Comments about use case subtleties, and algorithm obscurities, belong in the docs and in code comments more than in patch comments.
You surely don't want to hear this next one , but the patch appears to be missing test cases.
Author: Raymond Hettinger (rhettinger) *
Date: 2002-11-08 22:21
Logged In: YES user_id=80475
Done. Added revised patches for sample(population,k) and for sample(n,k). Take your pick.
FYI, to interpret the generator test, the expected standard deviation for a uniform distribution is sqrt(((n**2)-1) / 12).
Author: Raymond Hettinger (rhettinger) *
Date: 2002-11-09 03:02
Logged In: YES user_id=80475
Neatened-up the patch for random.sample(population,k). Sped the tests, eliminated the final map, and clarified the docs. Using xrange(n) as an argument is shown in both the docs and docstring so that people won't have to be clever or original.

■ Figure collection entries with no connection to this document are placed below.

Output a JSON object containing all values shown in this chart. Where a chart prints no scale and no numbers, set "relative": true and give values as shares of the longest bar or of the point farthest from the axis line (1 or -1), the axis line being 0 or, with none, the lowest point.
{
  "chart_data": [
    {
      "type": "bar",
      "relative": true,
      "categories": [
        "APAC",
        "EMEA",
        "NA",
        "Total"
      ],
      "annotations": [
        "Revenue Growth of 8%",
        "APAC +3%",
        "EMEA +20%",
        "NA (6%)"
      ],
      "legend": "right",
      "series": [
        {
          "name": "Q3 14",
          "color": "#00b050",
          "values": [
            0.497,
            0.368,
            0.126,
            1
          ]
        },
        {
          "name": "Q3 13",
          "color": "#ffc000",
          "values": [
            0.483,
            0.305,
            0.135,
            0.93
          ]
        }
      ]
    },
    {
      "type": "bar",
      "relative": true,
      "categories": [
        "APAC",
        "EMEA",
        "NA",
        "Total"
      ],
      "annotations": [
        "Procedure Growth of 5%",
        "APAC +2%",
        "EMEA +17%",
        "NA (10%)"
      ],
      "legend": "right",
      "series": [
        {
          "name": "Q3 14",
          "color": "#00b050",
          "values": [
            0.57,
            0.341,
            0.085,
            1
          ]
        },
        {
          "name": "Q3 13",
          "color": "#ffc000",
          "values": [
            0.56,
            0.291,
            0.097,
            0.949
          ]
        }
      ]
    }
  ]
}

I think this one is ready for prime time and would be a happy fellow if it got blessed.
Author: Guido van Rossum (gvanrossum) *
Date: 2002-11-09 03:57
Logged In: YES user_id=6380
But I thought Tim recommends sample(n, k)?
Author: Raymond Hettinger (rhettinger) *
Date: 2002-11-09 05:49
Logged In: YES user_id=80475
Tim, which do you prefer?
Rand6.diff is on the lauch pad, ready to go.
random.sample(population,k) is now as lean and mean as
sample(n,k); the xrange() idiom is thoroughly documented
and tested; and the sample(population,k) approach is now
my favorite.
Still, rand5.diff is also ready to go. It documents how to convert from indices to elements.
Author: Raymond Hettinger (rhettinger) *
Date: 2002-11-10 02:48
Logged In: YES user_id=80475
Can I commit rand6.diff and be done with this one?
At one time, sample(n,k) looked better because the code was simpler, faster, and the use of xrange(n) in sample (population,k) wasn't obvious.
As of rand6.diff, sample(population,k) is equally fast and simple. The use of xrange(n) is thoroughly documented and has no performance penalty.
It's now faster and easier to express sample(n,k) in terms of sample(population,k) than vice-versa. Also, sample (population,k) has the friendlier interface. So, it is the one I recommend.
Author: Guido van Rossum (gvanrossum) *
Date: 2002-11-11 14:39
Logged In: YES user_id=6380
Tim, are you still hesitant? I think this is fine.
Author: Tim Peters (tim.peters) *
Date: 2002-11-11 15:37
Logged In: YES user_id=31435
Sorry, I have a lot on my plate, and this one overshot its budget by an hour already. I'll get back to it later today.
Author: Tim Peters (tim.peters) *
Date: 2002-11-11 21:35
Logged In: YES user_id=31435
Accepted, and back to Raymond <whew!>. rand6,diff it is.
Comments:
I doubt the xrange trick will work in Python 3, but time enough for that in coming years.
It's awfully obscure why "return pool[-k:]" can't do a wrong thing when k is 0.
Vertical space isn't at a premium here -- no need to squash if and if-controlled code onto the same line.
The test code will never be run (nobody runs random.py). That's not your fault. We should think about making a real test out of random.py's quarter-attempt at testing itself.
It looks to be a pleasant new facility. Good job!
Author: Raymond Hettinger (rhettinger) *
Date: 2002-11-12 17:52
Logged In: YES user_id=80475
Committed as random.py 1.36 and librandom.tex 1.31.
Thanks Tim, Martin, and GvR for the reviews.
Tim' comments:
If xrange disappears in Py3, objects defining getitem will live on.
When k is zero, the block with "return pool[:k]" is never executed; the dictionary block runs instead.
Expanded single line ifs into multi-line
The tests in random.py get run only when we are maintaining the module. When I put in the Mersenne Twister, will make separate unittests that get run all the time and that test the module thoroughly.